Больше чем через 400 лет после того, как Шекспир так красноречиво описал душевные страдания Гамлета, мы можем реконструировать то, что, должно быть, происходило в его мозгу, – не с помощью волшебного языка великого драматурга, а с помощью модели мозга, находящегося в состоянии хронического стресса. Архитектура мозга под влиянием хронического стресса в буквальном смысле перестраивается. У Гамлета просто не было шансов. Когда его стресс усилился, «холодная» система, особенно префронтальная кора, играющая важную роль в решении проблем, и гиппокамп, необходимый для работы памяти, начали атрофироваться. Одновременно его миндалевидное тело, образующее сердцевину «горячей» системы, чрезмерно увеличивалось в размерах. Такое сочетание изменений мозга сделало самоконтроль и рациональное размышление невозможными. К тому же во время испытываемого им стресса миндалевидное тело переходило от гипертрофии в состояние гипотрофии, что в конечном итоге подавило нормальные эмоциональные реакции. Неудивительно, что все закончилось трагедией.
Глава 4
Предпосылки самоконтроля
В каком возрасте у детей можно заметить наличие или отсутствие способности откладывать вознаграждение? Я часто обсуждал эту тему с друзьями, когда у них, как и у меня, появлялись дети. Все они были убеждены в том, что видели корни таких различий почти с самого рождения ребенка. Они были уверены, что Валерия обладает этой способностью в большей степени, чем Джимми, у Сэма она очень сильна, а у Селии отсутствует вовсе. Обсуждение этой темы происходило живо, но сам вопрос оставался без четкого ответа.
В 1983 г., почти через 15 лет после начала экспериментов с маршмеллоу в Стэнфорде, я принял приглашение занять должность профессора в Колумбийском университете и перебрался обратно в Нью-Йорк. В этом переезде привлекательным для меня, помимо прочего, было и то, что мой молодой коллега Лоуренс Эйбер работал в колледже Барнарда, расположенном через дорогу от Колумбийского университета. Ларри был руководителем научно-исследовательских работ в Центре изучения поведения детей при этом колледже, и вскоре мы начали с ним сотрудничество, продолжавшееся два десятилетия. У меня появился шанс продолжить поиски ответа на вопрос о том, когда и как возникает способность откладывать вознаграждение.
«Незнакомая ситуация»Ожидание маршмеллоу в комнате сюрпризов детского сада в Стэнфорде могло быть настоящей пыткой для четырех– и пятилетних детей.
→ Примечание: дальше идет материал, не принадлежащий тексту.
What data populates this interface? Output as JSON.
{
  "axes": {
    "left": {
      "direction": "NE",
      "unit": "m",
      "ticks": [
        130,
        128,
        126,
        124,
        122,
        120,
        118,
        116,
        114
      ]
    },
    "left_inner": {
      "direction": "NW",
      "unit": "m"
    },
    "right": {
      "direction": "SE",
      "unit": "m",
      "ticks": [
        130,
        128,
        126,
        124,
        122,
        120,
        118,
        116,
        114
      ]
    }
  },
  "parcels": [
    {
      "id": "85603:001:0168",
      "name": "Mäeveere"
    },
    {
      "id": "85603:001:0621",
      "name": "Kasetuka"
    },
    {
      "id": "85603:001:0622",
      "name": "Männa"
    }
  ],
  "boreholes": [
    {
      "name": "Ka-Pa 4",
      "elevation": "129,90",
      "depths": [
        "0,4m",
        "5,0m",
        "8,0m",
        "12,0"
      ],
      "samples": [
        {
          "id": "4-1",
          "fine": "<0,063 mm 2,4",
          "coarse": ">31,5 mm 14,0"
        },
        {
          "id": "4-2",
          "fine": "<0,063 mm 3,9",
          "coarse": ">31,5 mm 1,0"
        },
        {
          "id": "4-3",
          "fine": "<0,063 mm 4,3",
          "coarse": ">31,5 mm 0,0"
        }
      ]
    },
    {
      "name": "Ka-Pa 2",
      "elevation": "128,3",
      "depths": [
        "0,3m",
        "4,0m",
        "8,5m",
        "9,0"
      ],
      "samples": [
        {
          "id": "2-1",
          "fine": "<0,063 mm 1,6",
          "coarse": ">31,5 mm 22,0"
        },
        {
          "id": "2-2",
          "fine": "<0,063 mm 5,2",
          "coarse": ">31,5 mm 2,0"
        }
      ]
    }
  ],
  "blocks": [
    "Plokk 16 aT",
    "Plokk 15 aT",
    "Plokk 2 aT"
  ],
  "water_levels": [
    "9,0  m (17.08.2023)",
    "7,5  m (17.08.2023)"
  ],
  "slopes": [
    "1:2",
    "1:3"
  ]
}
Но еще труднее было ждать 18-месячному младенцу возвращения своей матери, которая, выходя из маленькой лаборатории Центра, оставляла своего ребенка среди разбросанных на полу игрушек и в обществе незнакомого человека (волонтера из коллежа Барнарда). Краткие разлуки в первые месяцы жизни – это стрессы, которые вынужден испытывать каждый ребенок, когда его мать ненадолго покидает его, чтобы вскоре вернуться. К середине второго года жизни малыши уже заметно различались по тому, насколько нервно, спокойно или неоднозначно они были привязаны к ухаживающему за ними человеку. Их действия во время разлуки и воссоединения позволяли бегло оценить качество их отношений и способность справляться с такими ситуациями на ранних этапах жизни.
Мэри Эйнсворт придумала «незнакомую ситуацию» для наблюдения за такими отношениями. Она была студенткой Джона Боулби, влиятельного британского психолога, который начиная с 1930-х изучал эффекты привязанности детей на ранних этапах жизни, особенно влияние разлуки с человеком, осуществляющим основной уход (типичный опыт стресса в военные годы). «Незнакомая ситуация» предполагает краткое исчезновение матери и последующее появление в контролируемых позитивных условиях: мать может возвращаться, если страдание ее ребенка, выражаемое плачем или громким стуком в дверь, становится слишком сильным. Эксперимент состоял из трех тщательно продуманных эпизодов.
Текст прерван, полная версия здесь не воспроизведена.